– Иди без меня, – вырвалась я, не узнавая собственный голос, и пошла в сторону Ганса.
Но Финн не отступал. Он крепко схватил меня за запястье и я не знаю, что со мной произошло, но я с размаху все-таки влепила ему пощечину.
– Du bist genauso schlecht wie Hans jetzt, Finn. (Ты ничем не лучше Ганса сейчас, Финн.)
Этими словами я выстроила между нами с Финном новую стену недоверия. Я даже сбилась со счету, сколько раз так было, когда он, или я, вновь выстраивали эти стены, чтобы потом сломать и вновь быть рядом.
Но сейчас это ощущалось по-другому. Не дожидаясь ответа, я ушла прочь, в сторону, куда пошел Ганс.
Дошла, нет, добежала до шкафчиков и, открыв свой, взяла учебник для следующей пары, как на пол упала записка. Я быстро подняла ее, но руки дрожали, когда я зашуршала бумагой.
Среди формул по квантовой физике чьей-то рукой было выведено: «Прости».
Внутри все скукожилось от холодной дрожи. Это был почерк Ганса. Я машинально потянулась за своим гребанным списком и вписала в самый низ две строчки:
«Перестать врать Финну.»
«Перестать врать себе».
***
Финн не звонил. Его молчание висело в доме тяжелее, чем запах старой плесени в ванной. Я сидела на подоконнике, прижав колени к груди, и смотрела, как дождь выписывает на стекле узоры, похожие на ребра Ганса – те самые, что проступали сквозь рубашку, когда он наклонялся поднять разлетевшиеся листки после драки. В горле застрял ком – не слезы, а нечто острее, словно я проглотила осколок хрустальной вазы, которую мы с Гансом разбили в семь лет, играя в мяч.
Телефон завибрировал, заставив меня вздрогнуть. Лия.
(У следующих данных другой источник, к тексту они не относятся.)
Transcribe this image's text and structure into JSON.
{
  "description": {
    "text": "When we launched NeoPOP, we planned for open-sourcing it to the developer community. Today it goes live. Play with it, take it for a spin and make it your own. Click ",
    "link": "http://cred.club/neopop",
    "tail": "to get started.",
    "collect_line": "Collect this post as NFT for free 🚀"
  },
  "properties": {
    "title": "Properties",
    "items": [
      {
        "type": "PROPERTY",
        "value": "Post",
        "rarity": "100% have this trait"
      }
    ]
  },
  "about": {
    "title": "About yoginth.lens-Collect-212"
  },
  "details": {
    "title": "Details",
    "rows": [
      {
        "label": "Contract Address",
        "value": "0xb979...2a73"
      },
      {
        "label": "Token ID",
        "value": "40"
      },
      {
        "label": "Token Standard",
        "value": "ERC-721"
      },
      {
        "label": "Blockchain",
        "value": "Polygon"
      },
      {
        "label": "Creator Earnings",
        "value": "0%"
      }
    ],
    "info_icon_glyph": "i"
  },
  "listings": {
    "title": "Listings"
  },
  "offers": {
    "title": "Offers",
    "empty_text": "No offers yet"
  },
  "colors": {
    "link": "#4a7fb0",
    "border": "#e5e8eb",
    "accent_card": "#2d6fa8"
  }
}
Ее имя светилось на экране, как маяк в кромешной тьме, но я боялась поднести трубку к уху – вдруг она услышит, как внутри меня все трещит по швам?
– Halo! – ее голос прорвался в тишину, яркий, как вспышка фотоаппарата. Я зажмурилась.
– Привет, – выдавила я, чувствуя, как ноготь впивается в ладонь.
Тишина на другом конце была красноречивее слов. Лия всегда знала, когда я лгу.
– Ты как? – наконец спросила она, и в этом «как» прозвучало все: университетская драка, Финн, Ганс, тот поцелуй в субботу, о котором, кажется, уже шепчутся стены.
– Не знаю, – мой голос сорвался в фальцет. Я встала с подоконника и плюхнулась на кровать, откинувшись на подушки, будто они могли впитать ложь. – Всё сложно…
– Ганс подрался с Финном? – она выстрелила вопросом, как снайпер.
– Nein, – фыркнула я, представляя, как Ганс стоит в коридоре с окровавленными костяшками. Его взгляд тогда… Будто я была той самой вазой, которую он пытается склеить. – Это Финн подрался с Гансом.
Гул в трубке. Лия переваривала информацию, щелкая жвачкой – привычка, которая всегда меня бесила.
– Почему?
Воздух в легких внезапно стал густым, как сироп. Я представила, как говорю правду: «Потому что Финн назвал его "особенным". Потому что я не оттолкнула Ганса тогда. Потому что мы оба сломаны, как эти дурацкие кулоны-драконы, которые храмин до сих пор». Но вместо этого выдохнула:
– Я не знаю.
На заднем плане засмеялся Теодор. Звонко, беззаботно, будто его мир крутится вокруг оси из конфет и розовых облаков.
– Не переживай, – Лия перешла на шепот, словно мотая фразу, как клубок ниток. – Вы помиритесь с Финном.
Я прикрыла глаза, и под веками всплыл образ: Финн, вытирающий кровь с губ. Его пальцы дрожали тогда – впервые за столько лет отношений.
– В который раз? – спросила я, подняв палец вверх и проводя по воображаемым узорам, которых не было на потолке. За окном дождь сливал небо и землю в серую массу, похожую на мои мысли.